Zhang Hua, Kurgan Lukasz
School of Computer and Information Engineering, Zhejiang Gongshang University, 310018, Hangzhou, Zhejiang, People's Republic of China,
Amino Acids. 2014 Dec;46(12):2665-80. doi: 10.1007/s00726-014-1817-9. Epub 2014 Aug 9.

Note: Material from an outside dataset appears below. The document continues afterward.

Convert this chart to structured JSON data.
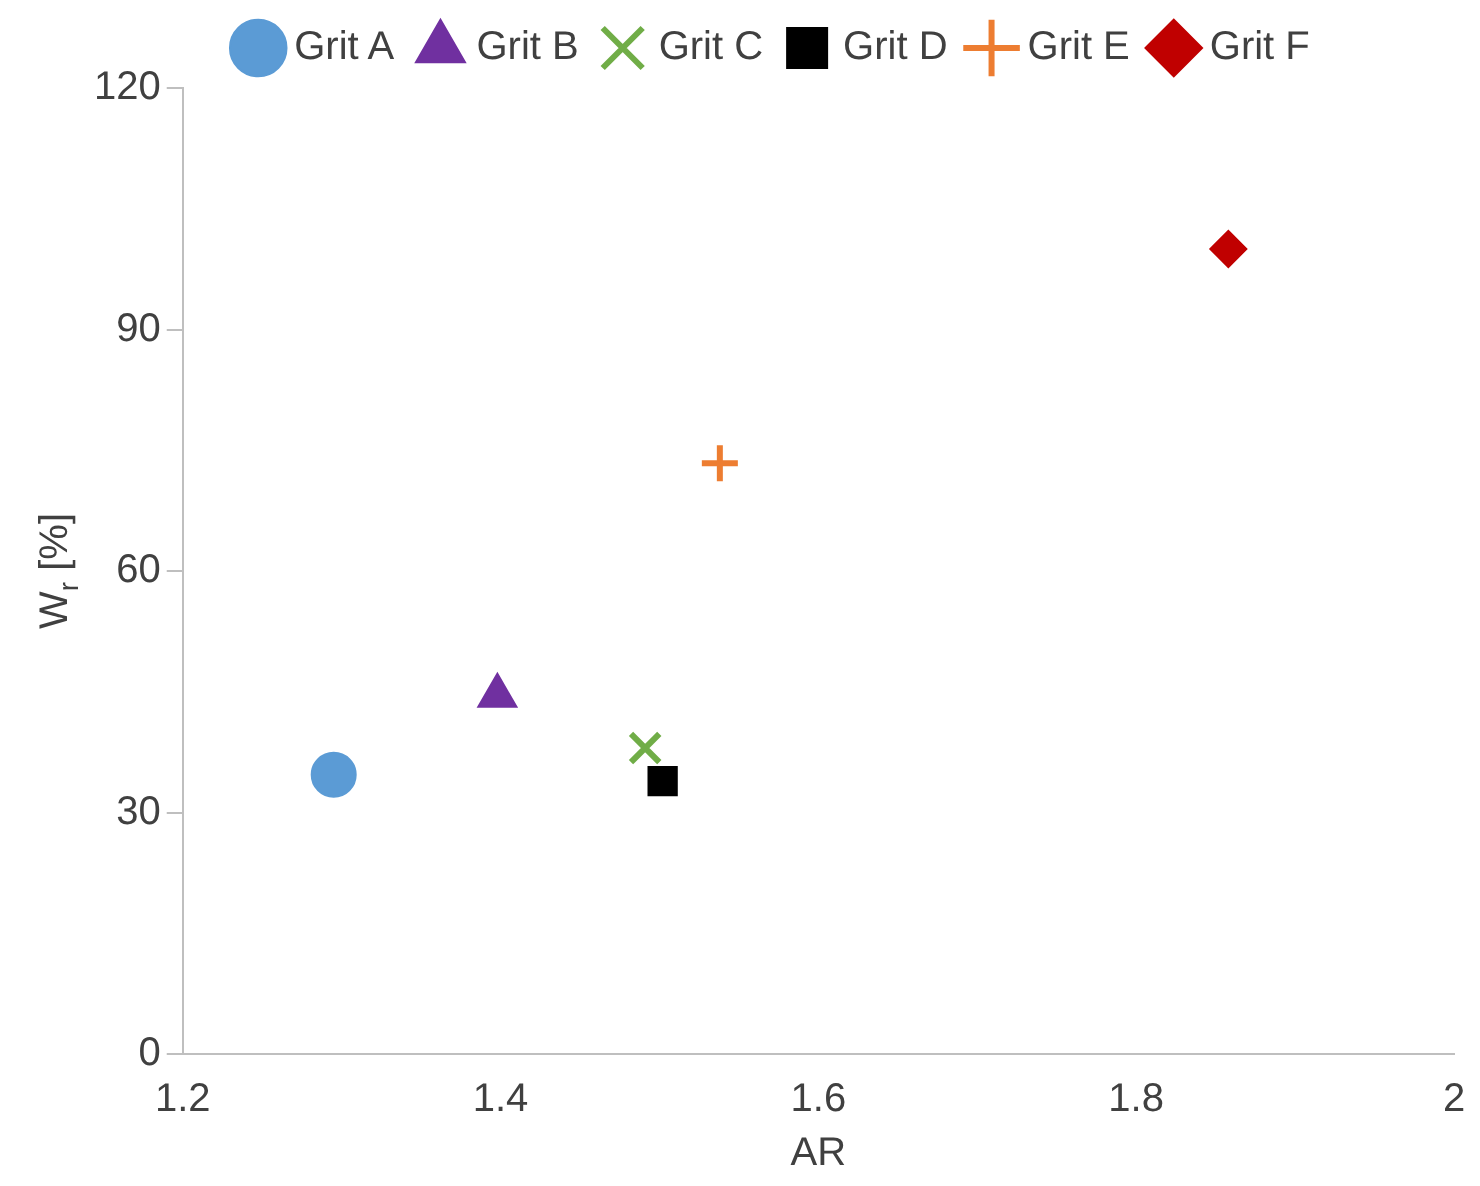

Knowledge of protein flexibility is vital for deciphering the corresponding functional mechanisms. This knowledge would help, for instance, in improving computational drug design and refinement in homology-based modeling. We propose a new predictor of the residue flexibility, which is expressed by B-factors, from protein chains that use local (in the chain) predicted (or native) relative solvent accessibility (RSA) and custom-derived amino acid (AA) alphabets. Our predictor is implemented as a two-stage linear regression model that uses RSA-based space in a local sequence window in the first stage and a reduced AA pair-based space in the second stage as the inputs. This method is easy to comprehend explicit linear form in both stages. Particle swarm optimization was used to find an optimal reduced AA alphabet to simplify the input space and improve the prediction performance. The average correlation coefficients between the native and predicted B-factors measured on a large benchmark dataset are improved from 0.65 to 0.67 when using the native RSA values and from 0.55 to 0.57 when using the predicted RSA values. Blind tests that were performed on two independent datasets show consistent improvements in the average correlation coefficients by a modest value of 0.02 for both native and predicted RSA-based predictions.
了解蛋白质的灵活性对于解读相应的功能机制至关重要。例如,这些知识将有助于改进基于同源性建模的计算药物设计和优化。我们提出了一种新的预测残基灵活性的方法,该方法通过B因子来表示,适用于使用局部(在链中)预测(或天然)相对溶剂可及性(RSA)和自定义衍生氨基酸(AA)字母表的蛋白质链。我们的预测器实现为一个两阶段线性回归模型,在第一阶段使用局部序列窗口中基于RSA的数据空间,在第二阶段使用基于简化AA对的数据空间作为输入。该方法在两个阶段都易于理解显式线性形式。使用粒子群优化算法来寻找最优的简化AA字母表,以简化输入空间并提高预测性能。在一个大型基准数据集上测量的天然B因子与预测B因子之间的平均相关系数,使用天然RSA值时从0.65提高到0.67,使用预测RSA值时从0.55提高到0.57。在两个独立数据集上进行的盲测表明,基于天然和预测RSA的预测,平均相关系数均有一致的适度提高,提高值为0.02。